Se o teu clube te põe triste, muda de mulher. 

 

Se a gata não mia, dá-lhe uma corneta 

Se a porta não abre, entra pela janela 

Se te esqueceste de beijar, aprende línguas

Se não tens emprego, vai para o estrangeiro. 

Quando a loucura dos autocratas com as suas maiorias  

tomar conta do mundo e arredores e já não houver humor 

ou ironia que nos valha e nos entretenha, logo se vê! 

Clito, o Negro


Clito, o negro no campo inclusivo da batalha

na promoção e arte de combater com mestria

deixava magia, razão do texto desta geografia

deixava no ar o fascínio de conquista da poesia. 

 

Pelo grito e pelo aroma da cor, o teu clito é de ouro

mas o dela vale mais porque vem das terras raras.

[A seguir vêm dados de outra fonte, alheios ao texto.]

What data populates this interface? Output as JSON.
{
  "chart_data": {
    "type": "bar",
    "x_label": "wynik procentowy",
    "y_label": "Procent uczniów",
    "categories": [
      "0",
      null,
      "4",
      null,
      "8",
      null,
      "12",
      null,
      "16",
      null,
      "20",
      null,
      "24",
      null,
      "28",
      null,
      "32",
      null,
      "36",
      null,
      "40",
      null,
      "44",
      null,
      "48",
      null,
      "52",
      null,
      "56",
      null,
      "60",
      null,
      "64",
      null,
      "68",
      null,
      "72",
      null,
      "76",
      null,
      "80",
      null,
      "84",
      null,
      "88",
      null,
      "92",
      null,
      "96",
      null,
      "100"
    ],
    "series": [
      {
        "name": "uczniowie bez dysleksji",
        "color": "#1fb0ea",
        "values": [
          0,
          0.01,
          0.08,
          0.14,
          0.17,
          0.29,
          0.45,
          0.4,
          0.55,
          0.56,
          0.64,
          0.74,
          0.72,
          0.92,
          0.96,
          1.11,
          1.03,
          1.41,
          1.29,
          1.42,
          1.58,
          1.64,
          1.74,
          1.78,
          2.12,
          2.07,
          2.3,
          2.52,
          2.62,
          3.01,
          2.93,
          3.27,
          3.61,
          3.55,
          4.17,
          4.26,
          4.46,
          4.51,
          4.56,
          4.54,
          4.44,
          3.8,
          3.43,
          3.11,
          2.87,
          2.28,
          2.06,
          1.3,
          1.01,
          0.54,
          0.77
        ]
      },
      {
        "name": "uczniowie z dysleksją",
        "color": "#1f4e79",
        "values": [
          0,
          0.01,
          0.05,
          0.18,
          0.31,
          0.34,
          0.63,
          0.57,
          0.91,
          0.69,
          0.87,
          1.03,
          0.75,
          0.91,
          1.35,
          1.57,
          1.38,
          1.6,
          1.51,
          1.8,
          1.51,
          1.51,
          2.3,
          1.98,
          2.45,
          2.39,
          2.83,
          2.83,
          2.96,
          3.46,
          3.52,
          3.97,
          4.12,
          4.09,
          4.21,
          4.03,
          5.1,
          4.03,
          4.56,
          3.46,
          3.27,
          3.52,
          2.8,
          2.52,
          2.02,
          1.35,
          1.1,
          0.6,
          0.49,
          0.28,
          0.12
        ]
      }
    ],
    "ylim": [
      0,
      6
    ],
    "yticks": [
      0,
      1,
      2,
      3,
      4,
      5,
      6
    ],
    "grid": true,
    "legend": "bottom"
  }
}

Olhem o meu é negro, feito de plástico reciclado

e foi comprado em promoção na loja das bugigangas.

 

Clito, o Negro (375 a.C. - 328 a.C.) foi um destacado militar do exército de Alexandre, o Grande e salvou a vida deste na grande Batalha do Grânico (334 a.C). Seis anos mais tarde, durante um banquete em Samarcanda e após violenta discussão, Clito foi morto pelo amigo e venerado Alexandre (Wikipédia)


Teodora de Constantinopla


Se a memória não me deixa ficar mal

quando criança conhecia uma Teodora

era uma colega na escola primária

e coitada da menina era gozada por todos  

- Olha, olha a Teodora, tanto ri como chora.

 

Era uma menina muito envergonhada 

com sardas e cabelo comprido claro

e provavelmente tornou-se uma bela moça.

Estudou direito, fez-se doutora, advogada.  

 

A outra, Teodora de Constantinopla

também conhecida como Teodora do bordel

foi actriz e dançarina, prostituta e comediante.

Imperatriz e esposa do imperador Justino.

 

Tinha talento, era formosa e inteligente 

com bom senso para ela nada era urgente

mas não chegou para convencer muita gente.

 

Que o digam as leituras dos escritos que ficaram da época.

Se não tivesse visitado Istambul e ter-me preparado para a visita

teria perdido alguns detalhes que a tornaram muito mais rica.

Digam lá se a curiosidade e o saber ocupam lugar?